Dados da renda de Eduardo Jorge, como se sabe, foram tirados da Receita Federal e entregues a um comitê de comunicações da candidata Dilma Rousseff para uso futuro contra a candidatura da oposição — projeto que se frustrou por não haver nenhuma irregularidade na situação fiscal da vítima e, mais ainda, quando a trama foi revelada pela Folha de S.Paulo em meados de junho. No dia 14 de junho, o secretário da Receita, Octacílio Cartaxo, admitiu oficialmente a violação; ele sabe o dia, a hora e o local onde foi cometida, e quem a cometeu, mas diz que as conclusões da investigação interna sobre o caso só serão divulgadas após os 120 dias de prazo que tem para concluir seu trabalho. Nada o obriga a essa espera — a não ser o calendário eleitoral e os interesses da candidata do governo.
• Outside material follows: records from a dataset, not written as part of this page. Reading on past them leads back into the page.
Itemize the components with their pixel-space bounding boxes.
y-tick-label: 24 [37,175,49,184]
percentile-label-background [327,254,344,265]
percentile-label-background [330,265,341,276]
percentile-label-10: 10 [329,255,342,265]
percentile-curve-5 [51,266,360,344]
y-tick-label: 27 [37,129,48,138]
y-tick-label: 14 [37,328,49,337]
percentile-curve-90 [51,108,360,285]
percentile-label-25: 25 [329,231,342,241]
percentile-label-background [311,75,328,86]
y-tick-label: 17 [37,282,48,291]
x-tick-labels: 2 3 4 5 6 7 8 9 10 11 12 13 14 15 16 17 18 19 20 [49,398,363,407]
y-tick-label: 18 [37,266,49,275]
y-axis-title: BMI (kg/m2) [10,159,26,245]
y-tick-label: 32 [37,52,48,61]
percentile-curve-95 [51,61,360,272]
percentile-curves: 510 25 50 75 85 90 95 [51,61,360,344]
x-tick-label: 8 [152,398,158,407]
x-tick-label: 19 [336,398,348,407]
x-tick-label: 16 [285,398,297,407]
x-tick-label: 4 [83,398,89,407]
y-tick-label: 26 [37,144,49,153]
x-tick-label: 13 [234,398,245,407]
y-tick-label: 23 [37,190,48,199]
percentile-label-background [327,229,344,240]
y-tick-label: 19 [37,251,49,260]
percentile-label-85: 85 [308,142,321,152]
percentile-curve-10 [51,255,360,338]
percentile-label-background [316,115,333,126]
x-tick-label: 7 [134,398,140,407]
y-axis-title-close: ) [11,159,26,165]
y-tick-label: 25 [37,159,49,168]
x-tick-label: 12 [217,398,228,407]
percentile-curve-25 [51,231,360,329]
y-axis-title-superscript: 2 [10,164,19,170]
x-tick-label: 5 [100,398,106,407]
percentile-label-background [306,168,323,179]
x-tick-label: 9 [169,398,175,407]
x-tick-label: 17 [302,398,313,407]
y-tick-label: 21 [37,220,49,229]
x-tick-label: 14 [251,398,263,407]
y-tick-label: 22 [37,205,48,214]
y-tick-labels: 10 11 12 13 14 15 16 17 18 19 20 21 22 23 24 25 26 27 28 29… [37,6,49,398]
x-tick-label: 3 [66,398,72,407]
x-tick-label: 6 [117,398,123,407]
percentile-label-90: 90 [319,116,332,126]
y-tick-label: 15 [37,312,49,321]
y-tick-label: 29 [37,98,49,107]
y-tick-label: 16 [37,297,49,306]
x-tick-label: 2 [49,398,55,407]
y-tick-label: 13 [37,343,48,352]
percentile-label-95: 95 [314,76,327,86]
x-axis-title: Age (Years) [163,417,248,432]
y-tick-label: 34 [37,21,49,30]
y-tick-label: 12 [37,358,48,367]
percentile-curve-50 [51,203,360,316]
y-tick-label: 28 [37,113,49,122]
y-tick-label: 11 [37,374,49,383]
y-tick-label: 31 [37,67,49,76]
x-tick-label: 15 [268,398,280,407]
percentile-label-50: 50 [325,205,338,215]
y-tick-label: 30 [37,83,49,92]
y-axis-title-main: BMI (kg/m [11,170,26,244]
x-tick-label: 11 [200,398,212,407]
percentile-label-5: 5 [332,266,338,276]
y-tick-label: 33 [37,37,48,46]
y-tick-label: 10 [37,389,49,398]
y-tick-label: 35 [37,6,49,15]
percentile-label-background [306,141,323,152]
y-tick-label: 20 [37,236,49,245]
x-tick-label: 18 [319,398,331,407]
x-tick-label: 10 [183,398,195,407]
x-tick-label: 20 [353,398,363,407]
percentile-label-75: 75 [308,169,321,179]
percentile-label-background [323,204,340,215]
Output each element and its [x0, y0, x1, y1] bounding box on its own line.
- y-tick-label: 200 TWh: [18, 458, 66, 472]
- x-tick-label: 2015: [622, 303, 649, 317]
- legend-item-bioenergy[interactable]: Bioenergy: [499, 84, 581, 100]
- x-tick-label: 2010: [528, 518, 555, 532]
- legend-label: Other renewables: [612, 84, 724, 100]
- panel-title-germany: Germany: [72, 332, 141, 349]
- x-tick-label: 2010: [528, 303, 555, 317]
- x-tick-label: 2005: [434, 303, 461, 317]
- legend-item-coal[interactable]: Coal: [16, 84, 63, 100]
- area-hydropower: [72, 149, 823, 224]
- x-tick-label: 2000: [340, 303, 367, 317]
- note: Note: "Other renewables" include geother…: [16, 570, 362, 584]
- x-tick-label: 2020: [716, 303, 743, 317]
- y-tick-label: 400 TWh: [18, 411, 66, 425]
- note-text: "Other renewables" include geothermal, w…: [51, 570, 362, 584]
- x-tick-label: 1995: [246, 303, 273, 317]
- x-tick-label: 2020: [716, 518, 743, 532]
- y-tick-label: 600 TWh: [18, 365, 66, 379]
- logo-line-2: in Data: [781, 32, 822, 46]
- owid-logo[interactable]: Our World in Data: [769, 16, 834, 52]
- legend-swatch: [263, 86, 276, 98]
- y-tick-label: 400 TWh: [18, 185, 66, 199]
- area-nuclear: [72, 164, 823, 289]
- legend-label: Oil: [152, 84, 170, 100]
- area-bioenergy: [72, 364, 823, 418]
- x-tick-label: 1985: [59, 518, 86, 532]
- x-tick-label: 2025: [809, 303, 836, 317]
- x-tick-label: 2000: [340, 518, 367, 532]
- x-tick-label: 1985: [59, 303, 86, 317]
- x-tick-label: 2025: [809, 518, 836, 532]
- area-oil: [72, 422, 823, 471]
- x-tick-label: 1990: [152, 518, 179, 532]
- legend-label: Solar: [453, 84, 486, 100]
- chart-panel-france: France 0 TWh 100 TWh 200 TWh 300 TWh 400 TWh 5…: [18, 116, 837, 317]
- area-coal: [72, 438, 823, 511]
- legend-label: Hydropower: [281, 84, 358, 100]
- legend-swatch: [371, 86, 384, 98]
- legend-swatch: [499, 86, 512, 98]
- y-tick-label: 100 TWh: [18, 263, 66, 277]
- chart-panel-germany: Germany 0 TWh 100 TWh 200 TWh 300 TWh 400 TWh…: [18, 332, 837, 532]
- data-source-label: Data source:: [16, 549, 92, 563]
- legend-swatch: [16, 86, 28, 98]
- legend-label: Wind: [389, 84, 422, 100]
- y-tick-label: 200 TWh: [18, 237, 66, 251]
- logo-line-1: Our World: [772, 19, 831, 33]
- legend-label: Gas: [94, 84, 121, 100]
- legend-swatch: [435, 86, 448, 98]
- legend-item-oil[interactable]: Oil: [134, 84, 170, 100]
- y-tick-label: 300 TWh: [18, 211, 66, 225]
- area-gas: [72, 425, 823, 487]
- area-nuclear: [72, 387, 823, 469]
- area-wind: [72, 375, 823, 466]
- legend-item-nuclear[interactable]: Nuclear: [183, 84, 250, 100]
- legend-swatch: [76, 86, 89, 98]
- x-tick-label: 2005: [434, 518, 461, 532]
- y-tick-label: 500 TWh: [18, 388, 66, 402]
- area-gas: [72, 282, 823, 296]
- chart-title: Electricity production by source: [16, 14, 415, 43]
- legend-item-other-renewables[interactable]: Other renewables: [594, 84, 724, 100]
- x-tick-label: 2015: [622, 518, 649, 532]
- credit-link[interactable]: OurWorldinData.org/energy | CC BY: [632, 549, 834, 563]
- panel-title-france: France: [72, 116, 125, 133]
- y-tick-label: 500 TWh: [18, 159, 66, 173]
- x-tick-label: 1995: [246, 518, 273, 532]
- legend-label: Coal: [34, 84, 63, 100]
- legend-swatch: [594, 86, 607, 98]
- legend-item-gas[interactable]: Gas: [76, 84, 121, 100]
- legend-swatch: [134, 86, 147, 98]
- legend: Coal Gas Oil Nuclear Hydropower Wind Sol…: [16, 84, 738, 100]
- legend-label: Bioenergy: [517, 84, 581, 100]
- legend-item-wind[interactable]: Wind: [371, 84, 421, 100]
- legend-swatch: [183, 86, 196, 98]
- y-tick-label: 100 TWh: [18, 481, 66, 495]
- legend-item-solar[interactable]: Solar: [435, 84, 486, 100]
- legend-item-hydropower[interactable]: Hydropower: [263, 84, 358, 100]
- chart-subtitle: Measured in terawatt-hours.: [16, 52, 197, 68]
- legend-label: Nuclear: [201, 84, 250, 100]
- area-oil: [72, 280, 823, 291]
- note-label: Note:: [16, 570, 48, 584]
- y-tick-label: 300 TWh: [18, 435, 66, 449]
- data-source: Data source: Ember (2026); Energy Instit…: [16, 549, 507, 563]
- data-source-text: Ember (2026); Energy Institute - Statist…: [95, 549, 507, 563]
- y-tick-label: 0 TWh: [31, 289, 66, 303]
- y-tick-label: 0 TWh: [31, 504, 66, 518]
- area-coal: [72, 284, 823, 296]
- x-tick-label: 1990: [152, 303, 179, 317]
Um dossiê falso já foi montado contra Serra em sua campanha para governador, em 2006, e outro, na Casa Civil então sob o comando de Dilma, contra o ex-presidente Fernando Henrique; o ex-ministro da Fazenda Antonio Palocci, um dos principais operadores da candidatura oficial, foi a figura central na quebra do sigilo bancário do caseiro Francenildo Costa, na Caixa Econômica Federal, em 2005. Parece ser um método. E uma antevisão do que podem ser os próximos quatro anos.